Concurring with Wills, retired Army Special Forces Sergeant Major Bill Barchers, goes one step further proposing that, in fact, street cops today need to receive the basics of Individual Movement Techniques (IMT) and close quarters combat. This training will enable them to tactically move to make contact (movement-to-contact in military terms) with an active shooter upon arrival without waiting the arrival of back-up officers. This approach requires much more than just new patrol officer training. It requires a whole re-look at emergency planning. Barchers goes on to point out that repeatedly, departments find out in the most painful ways possible, that every second counts in an active shooter incident. His company, Hard Tactics, is helping departments preview every possible site of potential active shooting incidents within their jurisdictions. They are designing standardized grid systems so that officers have a reliable system of pinpointing their exact location at a potential scene. Then finally, the company is helping departments redesign communications procedures so that radio nets are quickly rerouted in such ways that the first responding officer has a solitary priority on his channel and all other non-incident, non-tactical related traffic is redirected, most commonly resulting in a dedicated channel just for tactical responders.

No case demonstrates the need for this kind of response more than the Northern Illinois University shooting in February 2008. In that case, it is inconceivable that there could have been a quicker response. In fact, Chief Donald Grady himself was on the scene in less than a minute of the first call. Chief Grady has repeatedly said, "that no level of preparation — short of manning campus buildings with armed guards and metal detectors — could have prevented (Steven) Kazmierczak’s attack". While an exact time-line is impossible to determine at this point, Grady's very telling description is of critical note. It appears that the police were called as the attacker was seen entering the building with guns. The police reacted nearly instantaneously. In fact, Campus police were at the scene but did not actually enter the building until Chief Grady arrived twenty-nine seconds after he was notified. By the time the chief arrived, organized his responding officers, and entered the building, the shooter had already killed himself, five others, and shot a total of twenty-one people. All of this occurred in well under three minutes. This case points to the need for street cops to be armed with rifles and be prepared to close, isolate, or neutralize an active shooter upon arrival at a scene without waiting for back-up. In the NIU case, by any existing measure, says Barchers, the police acted nearly perfectly.

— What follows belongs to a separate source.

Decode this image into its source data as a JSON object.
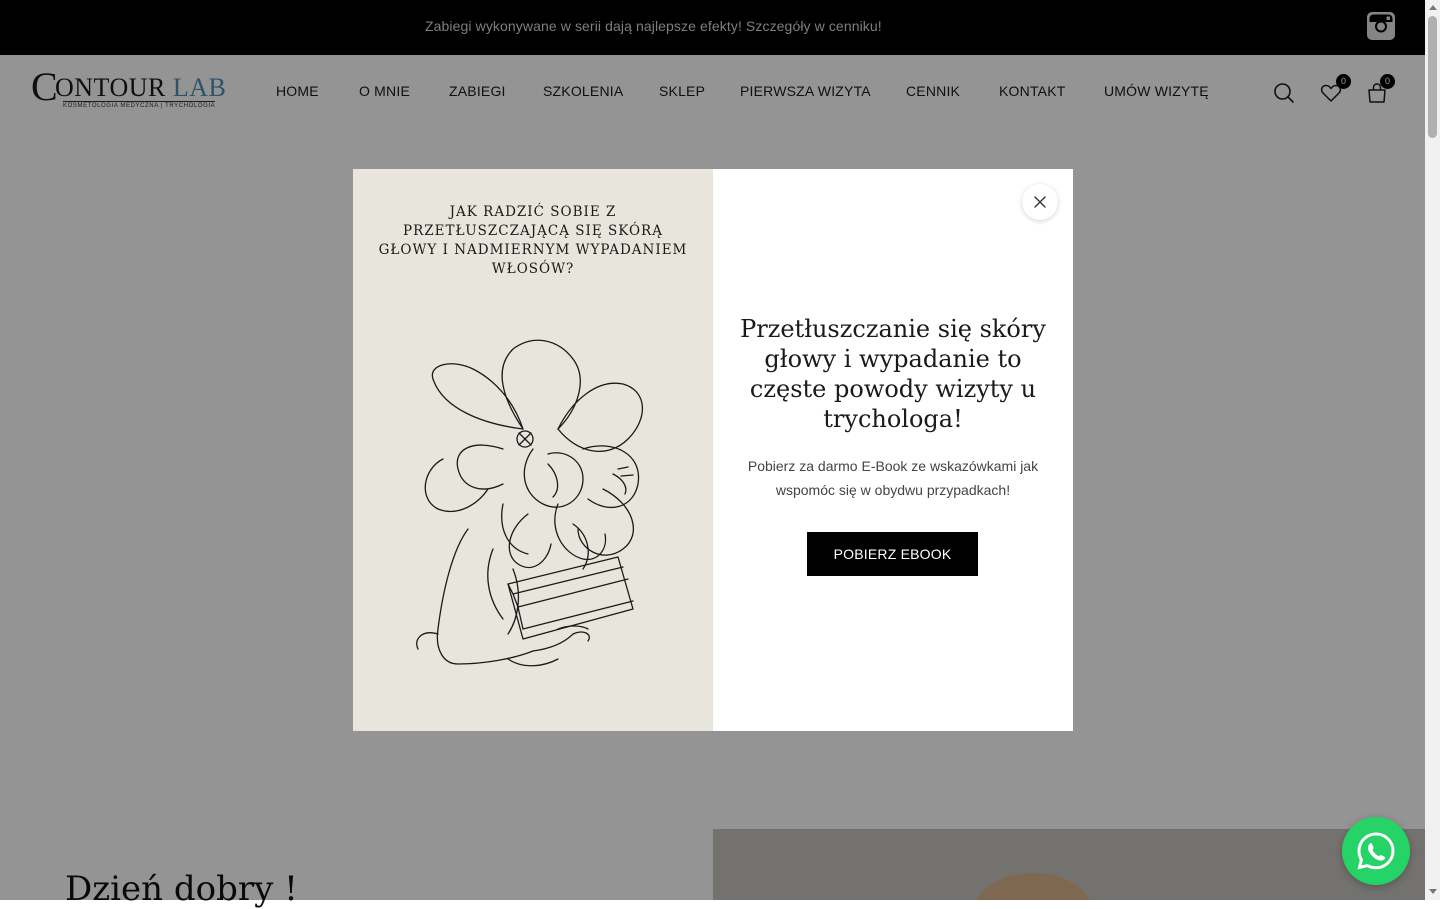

By the time a shooter decides to go active, there is little time available to save the lives of innocents positioned in the immediate "killing zone", as referenced by author Rick Armellino:

"The October 2nd, 2006 Amish schoolhouse massacre in Nickel Mines, Pennsylvania, is a textbook example showing how quickly and efficiently killing can commence in the presence of a closely established police containment perimeter."[5]

The need for "Immediate Action Rapid Deployment" (IARD) by police first responders is described in an article published by the Christian Science Monitor dated May 31, 2000:

"Instead of being taught to wait for the SWAT team to arrive, street officers are receiving the training and weaponry to take immediate action during incidents that clearly involve suspects' use of deadly force."[6]

The article further reported that street officers were increasingly being armed with rifles, and issued heavy body armor and ballistic helmets, items traditionally associated with SWAT units. The idea is to train and equip street officers to rapidly respond to these situations, instead of simply setting up a perimeter to prevent the escape of the suspects while awaiting the arrival of SWAT units.

As an example, in the policy & procedure manual of the Minneapolis Police Department it is stated:

"MPD personnel shall remain cognizant of the fact that in many active shooter incidents, innocent lives are lost within the first few minutes of the incident. In some situations, this dictates the need to rapidly assess the situation and act quickly in order to save lives."[7]